Manchester takes key step to graphene electronics

By Nick Flaherty www.flaherty.co.uk

The team at the University of Manchester that discovered the properties of graphene team have for the first time demonstrated how it can be used inside electronic circuits in the future.
By sandwiching two sheets of graphene with another two-dimensional material, boron nitrate, the team created a graphene 'Big Mac' – a four-layered structure which they say could be the key to replacing the silicon chip.
Because there are two layers of graphene completed surrounded by the boron nitrate, this has allowed the researchers for the first time to observe how graphene behaves when unaffected by the environment.
"Creating the multilayer structure has allowed us to isolate graphene from negative influence of the environment and control graphene's electronic properties in a way it was impossible before," said Dr Leonid Ponomarenko. ""So far people have never seen graphene as an insulator unless it has been purposefully damaged, but here high-quality graphene becomes an insulator for the first time."
The two layers of boron nitrate are used not only to separate two graphene layers but also to see how graphene reacts when it is completely encapsulated by another material.

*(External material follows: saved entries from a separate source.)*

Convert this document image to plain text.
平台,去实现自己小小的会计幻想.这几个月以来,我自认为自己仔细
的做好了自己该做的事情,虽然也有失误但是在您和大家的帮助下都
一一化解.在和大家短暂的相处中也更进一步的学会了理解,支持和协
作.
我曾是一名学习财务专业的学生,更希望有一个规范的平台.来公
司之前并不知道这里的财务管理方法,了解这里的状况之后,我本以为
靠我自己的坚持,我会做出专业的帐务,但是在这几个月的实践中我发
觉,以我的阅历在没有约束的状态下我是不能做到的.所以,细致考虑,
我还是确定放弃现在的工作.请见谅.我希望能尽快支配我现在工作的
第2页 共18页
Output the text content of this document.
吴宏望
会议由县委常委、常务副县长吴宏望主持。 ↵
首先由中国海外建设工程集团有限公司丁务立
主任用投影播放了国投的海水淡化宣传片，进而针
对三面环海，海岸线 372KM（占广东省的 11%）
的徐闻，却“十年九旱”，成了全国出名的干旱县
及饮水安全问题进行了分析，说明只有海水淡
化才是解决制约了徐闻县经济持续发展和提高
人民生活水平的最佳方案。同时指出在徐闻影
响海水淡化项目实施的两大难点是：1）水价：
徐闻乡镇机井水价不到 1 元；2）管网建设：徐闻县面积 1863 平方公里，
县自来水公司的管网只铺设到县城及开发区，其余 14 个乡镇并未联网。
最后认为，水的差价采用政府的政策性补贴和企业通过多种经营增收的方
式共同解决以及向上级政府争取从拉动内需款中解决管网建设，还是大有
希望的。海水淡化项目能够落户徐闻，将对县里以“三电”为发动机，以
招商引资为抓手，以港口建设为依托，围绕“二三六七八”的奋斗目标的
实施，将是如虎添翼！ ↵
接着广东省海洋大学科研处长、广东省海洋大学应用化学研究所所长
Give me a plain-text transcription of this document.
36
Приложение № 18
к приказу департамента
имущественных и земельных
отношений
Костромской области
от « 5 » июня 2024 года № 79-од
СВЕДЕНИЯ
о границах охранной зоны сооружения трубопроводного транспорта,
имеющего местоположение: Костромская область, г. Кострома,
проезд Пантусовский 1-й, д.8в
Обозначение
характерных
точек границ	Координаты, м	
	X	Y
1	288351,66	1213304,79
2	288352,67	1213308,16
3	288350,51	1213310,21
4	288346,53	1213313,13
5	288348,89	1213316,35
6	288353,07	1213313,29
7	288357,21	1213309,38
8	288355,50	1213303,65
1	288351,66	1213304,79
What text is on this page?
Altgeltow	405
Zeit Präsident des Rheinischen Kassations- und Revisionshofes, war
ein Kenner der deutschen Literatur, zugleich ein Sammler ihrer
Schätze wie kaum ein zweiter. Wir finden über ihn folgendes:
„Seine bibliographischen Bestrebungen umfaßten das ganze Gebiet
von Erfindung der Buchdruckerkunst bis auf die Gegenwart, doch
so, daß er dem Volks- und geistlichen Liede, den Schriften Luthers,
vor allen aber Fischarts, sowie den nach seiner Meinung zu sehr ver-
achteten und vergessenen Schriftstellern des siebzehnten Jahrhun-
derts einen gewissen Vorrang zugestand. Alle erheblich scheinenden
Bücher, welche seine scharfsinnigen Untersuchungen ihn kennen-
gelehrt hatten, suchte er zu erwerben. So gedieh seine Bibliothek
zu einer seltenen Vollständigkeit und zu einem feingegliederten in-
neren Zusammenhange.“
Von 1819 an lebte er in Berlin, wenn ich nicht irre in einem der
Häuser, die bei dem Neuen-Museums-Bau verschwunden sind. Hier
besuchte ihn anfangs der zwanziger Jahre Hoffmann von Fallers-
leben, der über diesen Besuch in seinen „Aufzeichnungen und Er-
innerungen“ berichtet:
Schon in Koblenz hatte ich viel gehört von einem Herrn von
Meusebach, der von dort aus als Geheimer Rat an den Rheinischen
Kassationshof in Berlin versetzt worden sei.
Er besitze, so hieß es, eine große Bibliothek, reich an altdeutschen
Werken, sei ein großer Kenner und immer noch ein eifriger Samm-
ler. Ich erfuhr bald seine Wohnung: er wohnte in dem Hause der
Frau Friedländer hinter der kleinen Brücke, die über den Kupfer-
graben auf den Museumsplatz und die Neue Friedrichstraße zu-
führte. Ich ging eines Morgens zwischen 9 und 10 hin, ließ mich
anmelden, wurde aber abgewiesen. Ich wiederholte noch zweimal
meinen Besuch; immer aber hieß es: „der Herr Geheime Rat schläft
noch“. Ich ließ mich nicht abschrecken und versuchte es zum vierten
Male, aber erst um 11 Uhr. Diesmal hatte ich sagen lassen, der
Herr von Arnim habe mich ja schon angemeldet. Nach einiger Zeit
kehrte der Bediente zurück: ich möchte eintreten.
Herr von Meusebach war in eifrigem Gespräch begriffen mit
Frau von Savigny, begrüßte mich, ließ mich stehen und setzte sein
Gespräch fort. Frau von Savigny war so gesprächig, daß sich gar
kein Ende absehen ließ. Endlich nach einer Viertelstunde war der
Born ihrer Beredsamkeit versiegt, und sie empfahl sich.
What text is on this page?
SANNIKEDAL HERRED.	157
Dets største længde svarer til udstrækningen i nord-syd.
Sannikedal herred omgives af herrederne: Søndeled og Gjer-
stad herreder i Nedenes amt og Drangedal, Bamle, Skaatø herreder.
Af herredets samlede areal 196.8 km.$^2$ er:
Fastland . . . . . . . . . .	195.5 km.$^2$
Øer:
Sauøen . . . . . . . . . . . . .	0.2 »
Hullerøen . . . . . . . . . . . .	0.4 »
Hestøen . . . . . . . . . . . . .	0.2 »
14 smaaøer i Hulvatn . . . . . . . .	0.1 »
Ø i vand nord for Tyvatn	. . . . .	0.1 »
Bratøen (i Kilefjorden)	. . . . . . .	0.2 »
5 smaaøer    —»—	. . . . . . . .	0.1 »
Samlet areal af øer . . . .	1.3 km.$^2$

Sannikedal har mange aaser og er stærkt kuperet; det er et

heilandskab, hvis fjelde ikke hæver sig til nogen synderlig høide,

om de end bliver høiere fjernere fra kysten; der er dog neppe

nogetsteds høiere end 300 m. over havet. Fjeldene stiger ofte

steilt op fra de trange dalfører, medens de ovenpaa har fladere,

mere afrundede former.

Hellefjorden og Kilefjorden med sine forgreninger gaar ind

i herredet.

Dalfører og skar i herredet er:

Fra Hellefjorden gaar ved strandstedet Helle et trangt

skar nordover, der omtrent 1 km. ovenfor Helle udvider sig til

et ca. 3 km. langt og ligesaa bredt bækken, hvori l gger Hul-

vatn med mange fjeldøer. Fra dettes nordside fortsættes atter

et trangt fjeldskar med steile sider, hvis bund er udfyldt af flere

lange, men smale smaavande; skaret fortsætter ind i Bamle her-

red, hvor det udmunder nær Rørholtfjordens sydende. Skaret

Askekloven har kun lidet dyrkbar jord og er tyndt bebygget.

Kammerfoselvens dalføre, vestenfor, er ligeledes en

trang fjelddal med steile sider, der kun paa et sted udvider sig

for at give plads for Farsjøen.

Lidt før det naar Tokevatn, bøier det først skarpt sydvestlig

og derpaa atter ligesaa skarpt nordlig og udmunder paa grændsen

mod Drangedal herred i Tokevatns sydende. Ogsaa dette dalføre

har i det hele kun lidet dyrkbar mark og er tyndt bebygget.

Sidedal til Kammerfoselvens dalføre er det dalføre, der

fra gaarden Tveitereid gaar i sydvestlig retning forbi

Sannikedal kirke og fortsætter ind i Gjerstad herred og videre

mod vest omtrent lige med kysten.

"We are constantly looking at new ways of demonstrating and improving the remarkable properties of graphene. Leaving the new physics we report aside, technologically important is our demonstration that graphene encapsulated within boron nitride offers the best and most advanced platform for future graphene electronics. It solves several nasty issues about graphene's stability and quality that were hanging for long time as dark clouds over the future road for graphene electronics," he said. "We did this on a small scale but the experience shows that everything with graphene can be scaled up. It could be only a matter of several months before we have encapsulated graphene transistors with characteristics better than previously demonstrated."
Graphene's remarkable properties could lead to bendy, touch screen phones and computers, lighter aircraft, wallpaper-thin HD TV sets and superfast internet connections, to name but a few. A £50m Graphene Global Research and Technology Hub is being set up by the Government to commercialise graphene.